Plot/Content Summary: “What are you?” a question some people hear every day, particularly people of mixed racial heritage.  Pearl Fuyo Gaskins, herself a mixed-race child of an Asian-American father and a European-American mother, interviewed 80 mixed-race young people about their experiences growing up in the US.  Gaskins’ book includes poetry, essays and portions of interviews with approximately 45 of these young people.  The young people address discrimination, racism, dating, family dynamics, identity.  They discuss that issues that are unique to being mixed race as well as issues that are universal to young people in general.  Readers of mixed race heritage are likely to find validation and reflection from the book as well as new ideas to consider.  Those reading the book who are not from a mixed race background will likely find a great deal of insight and information from the brave young people who share their stories.  The book also includes an extensive, annotated “Resources” section at the end.

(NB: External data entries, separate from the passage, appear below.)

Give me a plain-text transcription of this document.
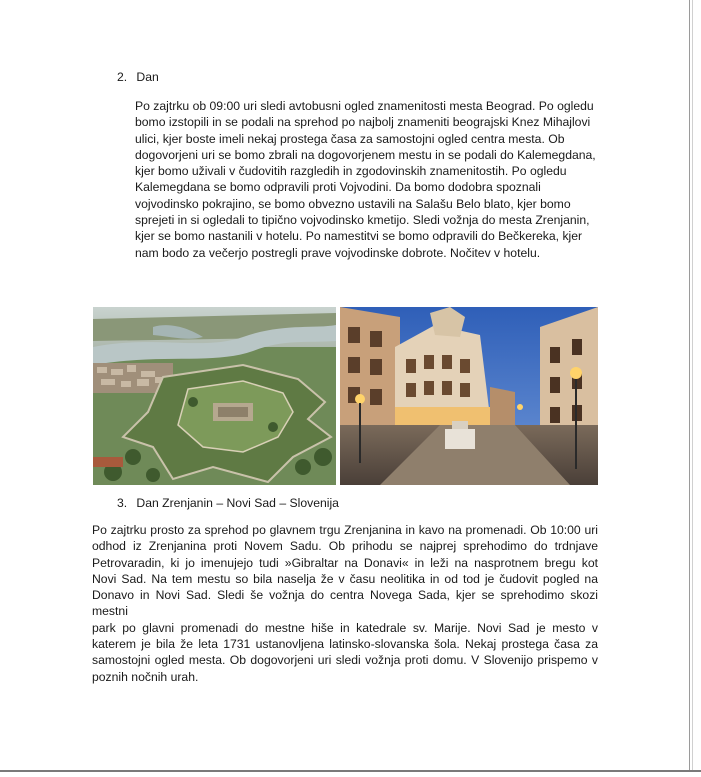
2. Dan
Po zajtrku ob 09:00 uri sledi avtobusni ogled znamenitosti mesta Beograd. Po ogledu
bomo izstopili in se podali na sprehod po najbolj znameniti beograjski Knez Mihajlovi
ulici, kjer boste imeli nekaj prostega časa za samostojni ogled centra mesta. Ob
dogovorjeni uri se bomo zbrali na dogovorjenem mestu in se podali do Kalemegdana,
kjer bomo uživali v čudovitih razgledih in zgodovinskih znamenitostih. Po ogledu
Kalemegdana se bomo odpravili proti Vojvodini. Da bomo dodobra spoznali
vojvodinsko pokrajino, se bomo obvezno ustavili na Salašu Belo blato, kjer bomo
sprejeti in si ogledali to tipično vojvodinsko kmetijo. Sledi vožnja do mesta Zrenjanin,
kjer se bomo nastanili v hotelu. Po namestitvi se bomo odpravili do Bečkereka, kjer
nam bodo za večerjo postregli prave vojvodinske dobrote. Nočitev v hotelu.
3. Dan Zrenjanin – Novi Sad – Slovenija
Po zajtrku prosto za sprehod po glavnem trgu Zrenjanina in kavo na promenadi. Ob 10:00 uri
odhod iz Zrenjanina proti Novem Sadu. Ob prihodu se najprej sprehodimo do trdnjave
Petrovaradin, ki jo imenujejo tudi »Gibraltar na Donavi« in leži na nasprotnem bregu kot
Novi Sad. Na tem mestu so bila naselja že v času neolitika in od tod je čudovit pogled na
Donavo in Novi Sad. Sledi še vožnja do centra Novega Sada, kjer se sprehodimo skozi mestni
park po glavni promenadi do mestne hiše in katedrale sv. Marije. Novi Sad je mesto v
katerem je bila že leta 1731 ustanovljena latinsko-slovanska šola. Nekaj prostega časa za
samostojni ogled mesta. Ob dogovorjeni uri sledi vožnja proti domu. V Slovenijo prispemo v
poznih nočnih urah.
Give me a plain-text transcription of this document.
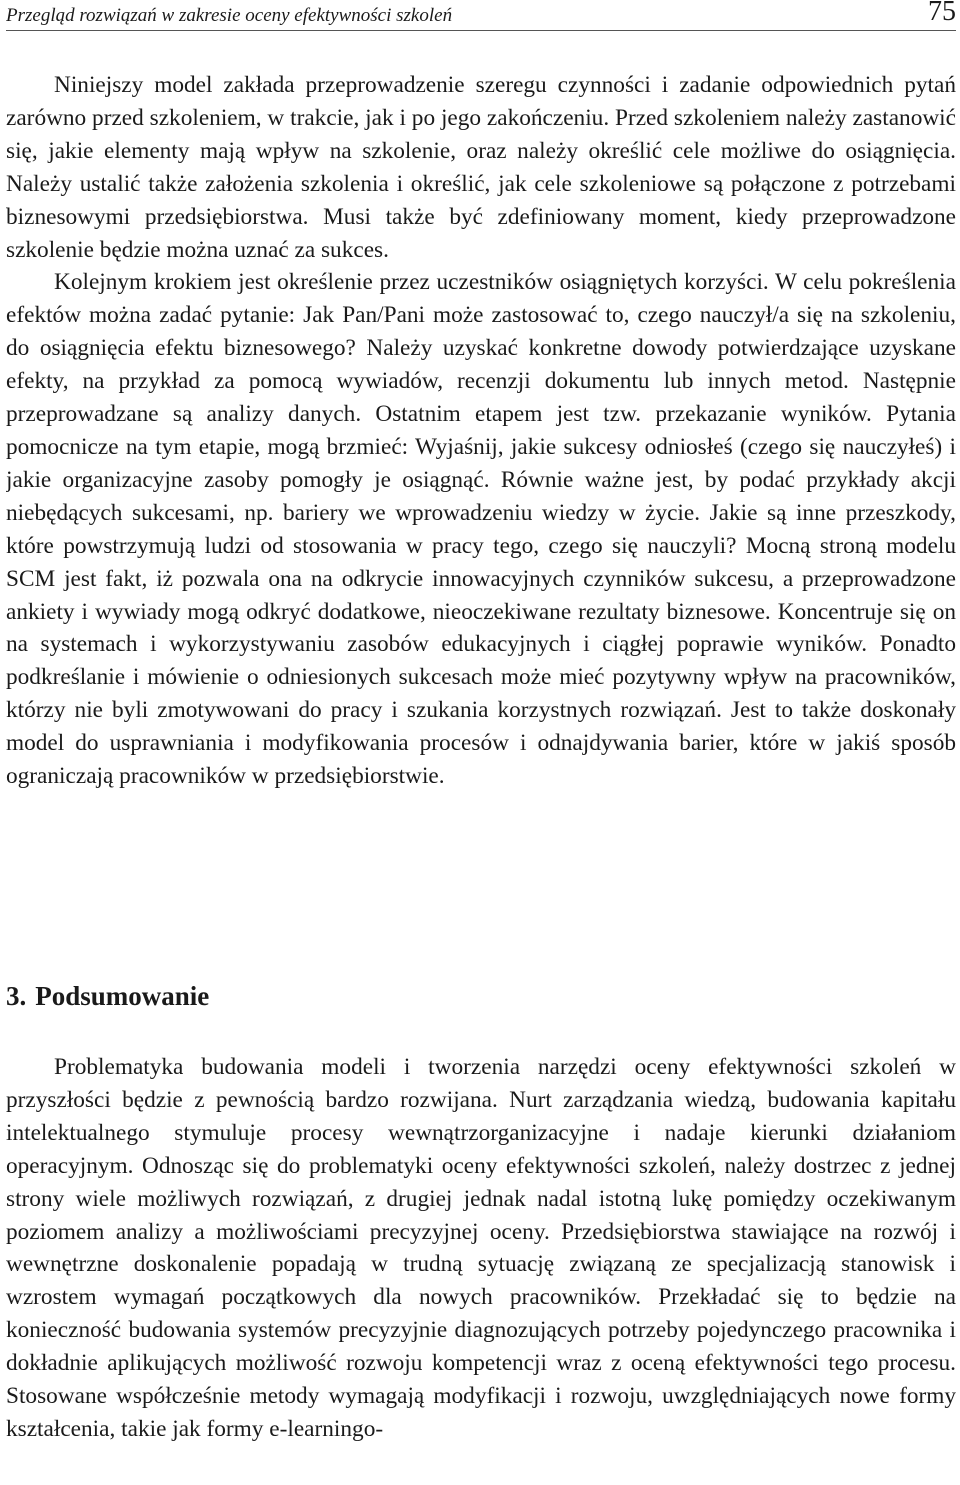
Przegląd rozwiązań w zakresie oceny efektywności szkoleń	75

Niniejszy model zakłada przeprowadzenie szeregu czynności i zadanie odpowiednich pytań zarówno przed szkoleniem, w trakcie, jak i po jego zakończeniu. Przed szkoleniem należy zastanowić się, jakie elementy mają wpływ na szkolenie, oraz należy określić cele możliwe do osiągnięcia. Należy ustalić także założenia szkolenia i określić, jak cele szkoleniowe są połączone z potrzebami biznesowymi przedsiębiorstwa. Musi także być zdefiniowany moment, kiedy przeprowadzone szkolenie będzie można uznać za sukces.

Kolejnym krokiem jest określenie przez uczestników osiągniętych korzyści. W celu pokreślenia efektów można zadać pytanie: Jak Pan/Pani może zastosować to, czego nauczył/a się na szkoleniu, do osiągnięcia efektu biznesowego? Należy uzyskać konkretne dowody potwierdzające uzyskane efekty, na przykład za pomocą wywiadów, recenzji dokumentu lub innych metod. Następnie przeprowadzane są analizy danych. Ostatnim etapem jest tzw. przekazanie wyników. Pytania pomocnicze na tym etapie, mogą brzmieć: Wyjaśnij, jakie sukcesy odniosłeś (czego się nauczyłeś) i jakie organizacyjne zasoby pomogły je osiągnąć. Równie ważne jest, by podać przykłady akcji niebędących sukcesami, np. bariery we wprowadzeniu wiedzy w życie. Jakie są inne przeszkody, które powstrzymują ludzi od stosowania w pracy tego, czego się nauczyli? Mocną stroną modelu SCM jest fakt, iż pozwala ona na odkrycie innowacyjnych czynników sukcesu, a przeprowadzone ankiety i wywiady mogą odkryć dodatkowe, nieoczekiwane rezultaty biznesowe. Koncentruje się on na systemach i wykorzystywaniu zasobów edukacyjnych i ciągłej poprawie wyników. Ponadto podkreślanie i mówienie o odniesionych sukcesach może mieć pozytywny wpływ na pracowników, którzy nie byli zmotywowani do pracy i szukania korzystnych rozwiązań. Jest to także doskonały model do usprawniania i modyfikowania procesów i odnajdywania barier, które w jakiś sposób ograniczają pracowników w przedsiębiorstwie.

3. Podsumowanie

Problematyka budowania modeli i tworzenia narzędzi oceny efektywności szkoleń w przyszłości będzie z pewnością bardzo rozwijana. Nurt zarządzania wiedzą, budowania kapitału intelektualnego stymuluje procesy wewnątrzorganizacyjne i nadaje kierunki działaniom operacyjnym. Odnosząc się do problematyki oceny efektywności szkoleń, należy dostrzec z jednej strony wiele możliwych rozwiązań, z drugiej jednak nadal istotną lukę pomiędzy oczekiwanym poziomem analizy a możliwościami precyzyjnej oceny. Przedsiębiorstwa stawiające na rozwój i wewnętrzne doskonalenie popadają w trudną sytuację związaną ze specjalizacją stanowisk i wzrostem wymagań początkowych dla nowych pracowników. Przekładać się to będzie na konieczność budowania systemów precyzyjnie diagnozujących potrzeby pojedynczego pracownika i dokładnie aplikujących możliwość rozwoju kompetencji wraz z oceną efektywności tego procesu. Stosowane współcześnie metody wymagają modyfikacji i rozwoju, uwzględniających nowe formy kształcenia, takie jak formy e-learningo-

Critical Evaluation: In What Are You? Gaskins has managed to take on a big and complicated topic with grace and intelligence.  The diversity of the voices in the book lend it great accuracy.  Chapters are organized by common themes experienced by multiracial youth, and many of their voices appear in multiple chapters.  Gaskins explanatory and exploratory pieces throughout the book reflect and expand on the young people’s thoughts and feelings.  Their voices are authentic and clear and leave readers feeling as if they have gained insights into hard-to-grasp topics.  These issues are complex and multifaceted, but hearing directly from the people who experience them brings the issues down to a human level, reminding us that no matter what we are, we all have similar needs to be accepted, celebrated, and loved for exactly who we are.  Derek Salmond, age fifteen says, “People often ask me the question, ‘So, what are you anyway?’…I say, “I’m a human being.  Why?  What are you?” (p. 21).

Reader’s Annotation: Mixed-race young people, in their own voices, tell of the joys and pains of living in a culture that wants them to “check one box.”

Information about the Author: After the dedication page, the first line of What Are You? is, “I’ve wanted to write this book since I was fifteen years old,” (p. vii).  Gaskins was herself a mixed race child, born in 1959, a time when interracial marriage was illegal in many states.  As Gaskins grew up she experienced many of the same things that the young people in her book describe: racism, discrimination, feeling invisible and alone.  Gaskins watched as consciousness grew within multi-racial communities as well as in society as a whole.  She wrote this book for the mixed-race young people today, it is a book, she says, “I wish I’d had when I was a teenager,” (p. 8).

Genre/Category: Non-Fiction

Topics covered: Identity, Mixed-race, Multi-racial, Racism, Discrimination, Family, Friends

Curriculum Ties: Social Studies, Race in America

Booktalking Ideas:

  • There are so many great quotations to read to stimulate discussion, like, “People often ask me the question, ‘So, what are you anyway?’…I say, “I’m a human being.  Why?  What are you?”

Reading Level/Interest Age: Ages 13 -25

Challenge Issues: There are no obvious challenge issues associated with this book.  Preparation for any challenge can include the librarian’s: reading of the book, adhering to the library’s collection development department, and possessing reviews of the book from well-regarded sources.

Why is this book included? A good collection includes a diversity of books.  This book contains the voices of mixed-race youth, a group often underrepresented in literature, so is an important piece to include in a collection for young people.

References:

Gaskins, P. F. (1999). What are you? Voices of mixed-race young people . New York, NY: Henry Holt and Company.